I've been task with kind of summarising a few files into a tsv file. I have to select specific data from a list of files and write it as a line of tab-seperated columns in a tsv file. Every line in the files have a 'name' as a first column so it is easy to filter data ($1 == "NAME"). One file == one line in tsv. So far I wrote this:
#! /bin/bash
cat > newFile.txt
for f in *.pdb; do
awk '$1 == "ACCESSION" {print $2}' ORS="/t" "$f" >> newFile.txt
awk '$1 == "DEFINITION" {print $2}' ORS="/t" "$f" >> newFile.txt
awk '$1 == "SOURCE" {print $2}' ORS="/t" "$f" >> newFile.txt
awk '$1 == "LOCUS" {print$4}' ORS="/r" "$f" >> newFile.txt
done
Obviously this attrocity of a code does not work. Is it possible to modify what I wrote and complete the task using awk?
Example of a file:
LOCUS \t NM_123456 \t 2000bp \t mRNA
DEFINITION \t Very nice gene from a very nice mouse
ACCESSION \t NM_123456
VERSION \t 1.000
SOURCE \t Very nice mouse
end result:
NM_123456 /t Very nice gene from a very nice mouse /t Very nice mouse /t mRNA
NM_345678 /t Not so nice gene from an angry elephant /t Angry Elephant /t mRNA
"/t" stands for a tab (I did not know how to write it down sorry). Also the example files contain much more information, I just gave a 'header' let's say.

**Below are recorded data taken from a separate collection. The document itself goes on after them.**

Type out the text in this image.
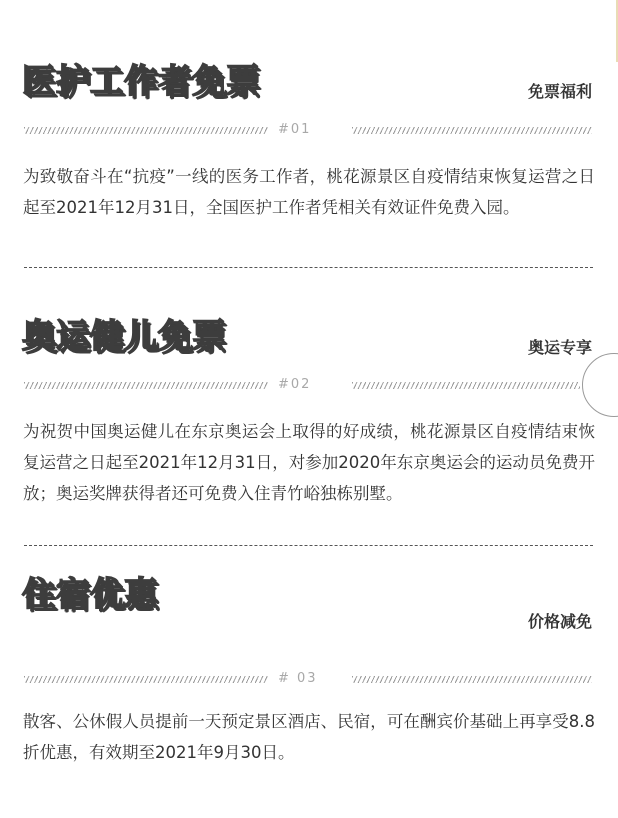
医护工作者免票	免票福利
#01

为致敬奋斗在“抗疫”一线的医务工作者，桃花源景区自疫情结束恢复运营之日起至2021年12月31日，全国医护工作者凭相关有效证件免费入园。

奥运健儿免票	奥运专享
#02

为祝贺中国奥运健儿在东京奥运会上取得的好成绩，桃花源景区自疫情结束恢复运营之日起至2021年12月31日，对参加2020年东京奥运会的运动员免费开放；奥运奖牌获得者还可免费入住青竹峪独栋别墅。

住宿优惠
价格减免
# 03

散客、公休假人员提前一天预定景区酒店、民宿，可在酬宾价基础上再享受8.8折优惠，有效期至2021年9月30日。
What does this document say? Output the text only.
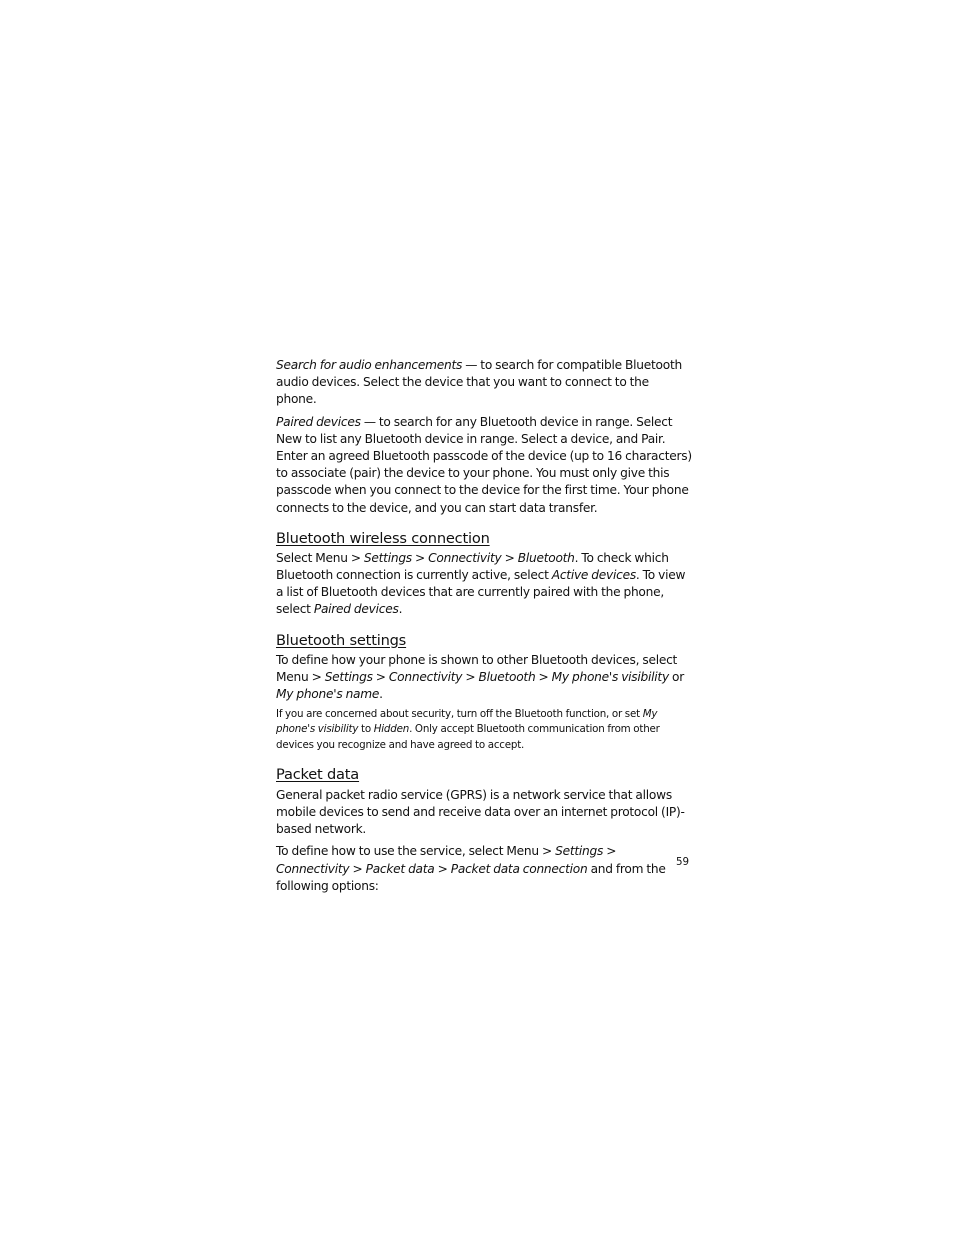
Search for audio enhancements — to search for compatible Bluetooth audio devices. Select the device that you want to connect to the phone.

Paired devices — to search for any Bluetooth device in range. Select New to list any Bluetooth device in range. Select a device, and Pair. Enter an agreed Bluetooth passcode of the device (up to 16 characters) to associate (pair) the device to your phone. You must only give this passcode when you connect to the device for the first time. Your phone connects to the device, and you can start data transfer.

Bluetooth wireless connection

Select Menu > Settings > Connectivity > Bluetooth. To check which Bluetooth connection is currently active, select Active devices. To view a list of Bluetooth devices that are currently paired with the phone, select Paired devices.

Bluetooth settings

To define how your phone is shown to other Bluetooth devices, select Menu > Settings > Connectivity > Bluetooth > My phone's visibility or My phone's name.

If you are concerned about security, turn off the Bluetooth function, or set My phone's visibility to Hidden. Only accept Bluetooth communication from other devices you recognize and have agreed to accept.

Packet data

General packet radio service (GPRS) is a network service that allows mobile devices to send and receive data over an internet protocol (IP)-based network.

To define how to use the service, select Menu > Settings > Connectivity > Packet data > Packet data connection and from the following options:

59
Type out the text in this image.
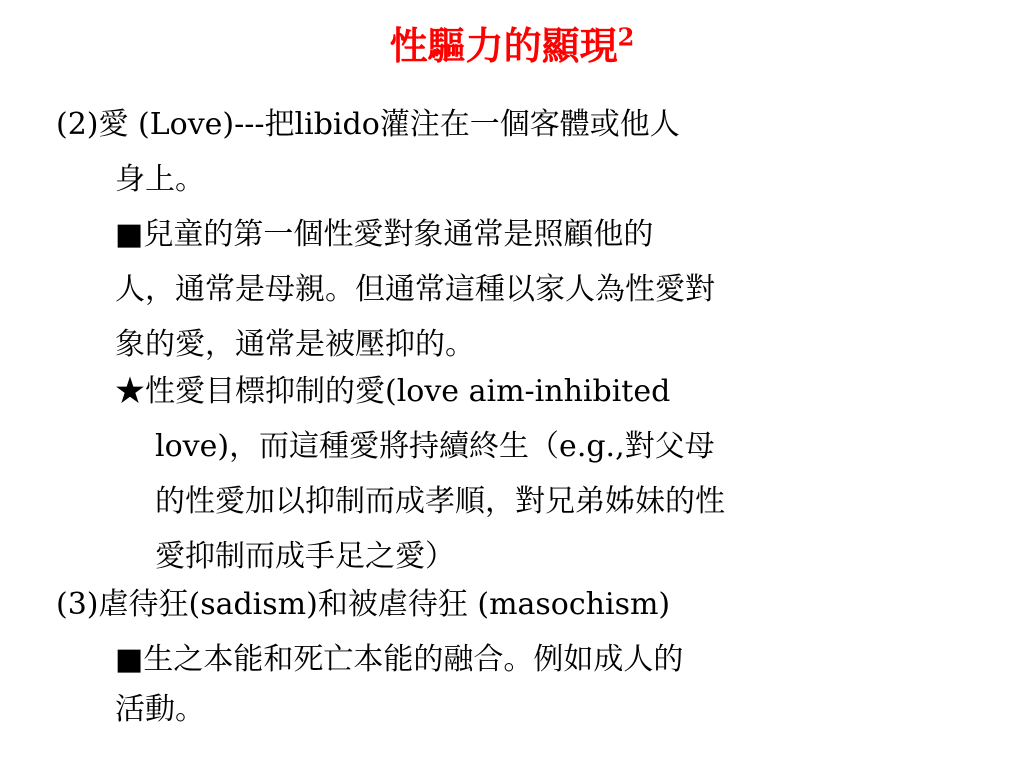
性驅力的顯現$^2$
(2)愛 (Love)---把libido灌注在一個客體或他人
身上。
■兒童的第一個性愛對象通常是照顧他的
人，通常是母親。但通常這種以家人為性愛對
象的愛，通常是被壓抑的。
★性愛目標抑制的愛(love aim-inhibited
love)，而這種愛將持續終生（e.g.,對父母
的性愛加以抑制而成孝順，對兄弟姊妹的性
愛抑制而成手足之愛）
(3)虐待狂(sadism)和被虐待狂 (masochism)
■生之本能和死亡本能的融合。例如成人的
活動。
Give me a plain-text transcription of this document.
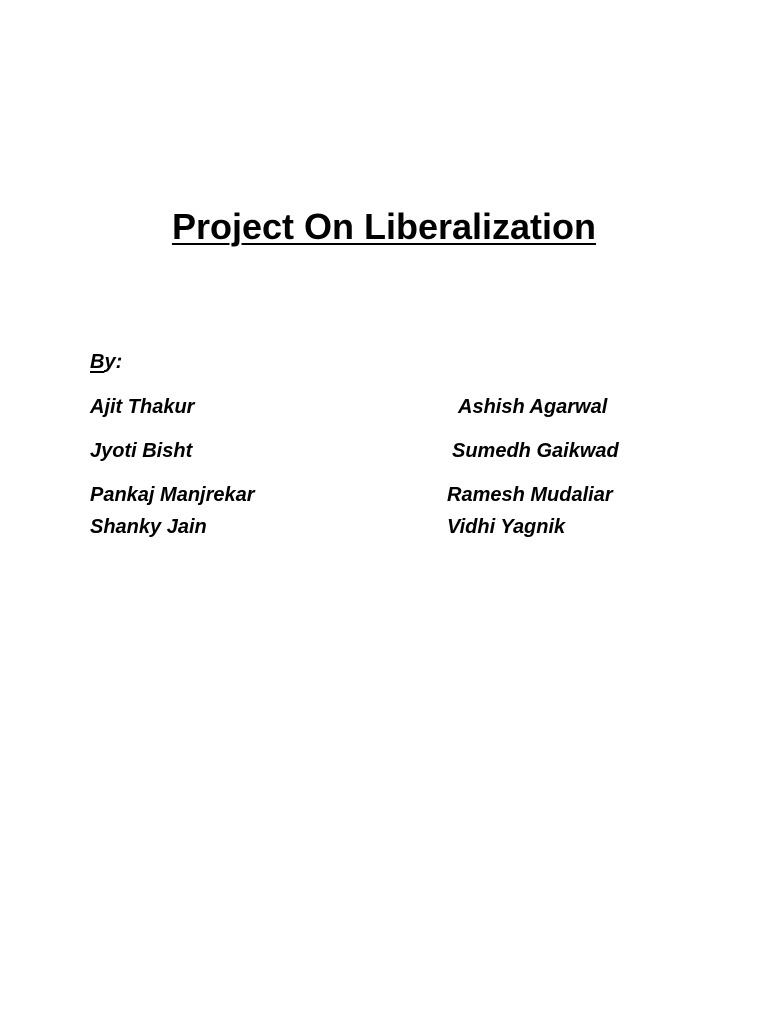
Project On Liberalization
By:
Ajit Thakur
Jyoti Bisht
Pankaj Manjrekar
Shanky Jain
Ashish Agarwal
Sumedh Gaikwad
Ramesh Mudaliar
Vidhi Yagnik
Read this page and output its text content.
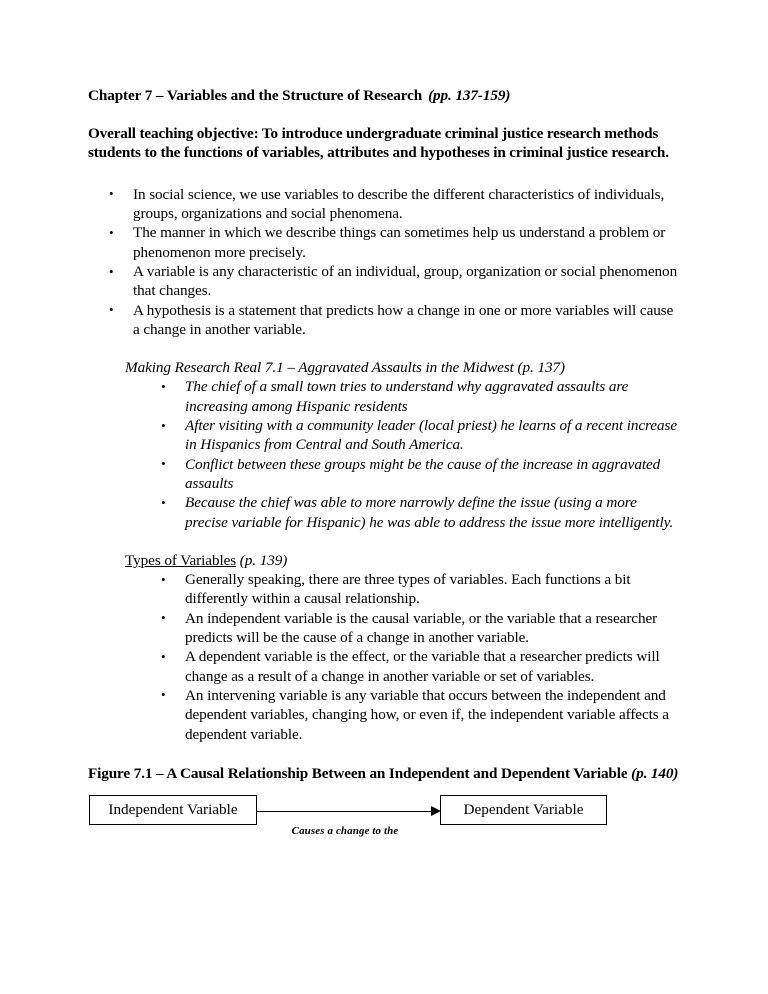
Chapter 7 – Variables and the Structure of Research (pp. 137-159)

Overall teaching objective: To introduce undergraduate criminal justice research methods students to the functions of variables, attributes and hypotheses in criminal justice research.

• In social science, we use variables to describe the different characteristics of individuals, groups, organizations and social phenomena.
• The manner in which we describe things can sometimes help us understand a problem or phenomenon more precisely.
• A variable is any characteristic of an individual, group, organization or social phenomenon that changes.
• A hypothesis is a statement that predicts how a change in one or more variables will cause a change in another variable.
Making Research Real 7.1 – Aggravated Assaults in the Midwest (p. 137)
• The chief of a small town tries to understand why aggravated assaults are increasing among Hispanic residents
• After visiting with a community leader (local priest) he learns of a recent increase in Hispanics from Central and South America.
• Conflict between these groups might be the cause of the increase in aggravated assaults
• Because the chief was able to more narrowly define the issue (using a more precise variable for Hispanic) he was able to address the issue more intelligently.
Types of Variables (p. 139)
• Generally speaking, there are three types of variables. Each functions a bit differently within a causal relationship.
• An independent variable is the causal variable, or the variable that a researcher predicts will be the cause of a change in another variable.
• A dependent variable is the effect, or the variable that a researcher predicts will change as a result of a change in another variable or set of variables.
• An intervening variable is any variable that occurs between the independent and dependent variables, changing how, or even if, the independent variable affects a dependent variable.

Figure 7.1 – A Causal Relationship Between an Independent and Dependent Variable (p. 140)

Independent Variable
Causes a change to the
Dependent Variable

CodePudding user response:
In plain bash:
for file in *.pdb; do
acc=
def=
src=
loc=
while IFS=$'\t' read -ra fields; do
if [[ ${fields[0]} = "ACCESSION" ]]; then
acc=${fields[1]}
elif [[ ${fields[0]} = "DEFINITION" ]]; then
def=${fields[1]}
elif [[ ${fields[0]} = "SOURCE" ]]; then
src=${fields[1]}
elif [[ ${fields[0]} = "LOCUS" ]]; then
loc=${fields[3]}
fi
done < "$file"
printf '%s\t%s\t%s\t%s\n' "$acc" "$def" "$src" "$loc" >> newFile.txt
done
CodePudding user response:
If every file has those lines in same order in every file, and they appear exactly once per file (no more, no less), you can do this:
awk '
$1 == "ASCESSION" {printf "%s\t", $2}
$1 == "DEFINITION" {printf "%s\t", $2}
$1 == "SOURCE" {printf "%s\t", $2}
$1 == "LOCUS" {print $4}' *.pdb > table.tsv
However, if the order of lines varies, or some files don't have every line, or some files have multiple lines the same (eg SOURCE foo
appears twice), you will need something more complex, like this:
awk '
function print_row(cols) {
for (i=0; i<3; i ) {
printf "%s\t", cols[i]
cols[i] = ""
}
print cols[3]
cols[3] = ""
}
NR!=FNR && FNR==1 {print_row(cols)}
$1 == "ASCESSION" {cols[0] = $2}
$1 == "DEFINITION" {cols[1] = $2}
$1 == "SOURCE" {cols[2] = $2}
$1 == "LOCUS" {cols[3] = $4}
END {print_row(cols)}' *.pdb > table.tsv
It always prints a neat table, with columns lining up correctly, regardless of the order of lines in a file, and even if some lines are missing or occur more than once. If a line occurs more than once, the last occurrence is used.
CodePudding user response:
If gawk
, which supports ENDFILE
block, is available, please try:
awk -F'\t' -v OFS='\t' ' # assign input/output field separator to a tab character
BEGIN {
split("ACCESSION,DEFINITION,SOURCE,LOCUS", names, ",")
# assign an array "names" to the list of names
}
{
if ($1 == "LOCUS") a[$1] = $4
else a[$1] = $2
}
ENDFILE { # this block is invoked after reading each file
print a[names[1]], a[names[2]], a[names[3]], a[names[4]]
# print a["ACCESSION"], a["DEFINITION"], .. in order as a tsv
delete a # clear array "a"
}' *.tsv
CodePudding user response:
This is probably what you're looking for, using any awk in any shell on every Unix box (untested):
awk '
BEGIN { FS=OFS="\t" }
{ f[$1] = ($1 == "LOCUS" ? $4 : $2) }
$1 == "SOURCE" {
print f["ACCESSION"], f["DEFINITION"], f["SOURCE"], f["LOCUS"]
}
' *.pdb > newFile.txt
The above assumes every input file has the same tag-value pairs as shown in the input file in your question and that SOURCE is always the last one.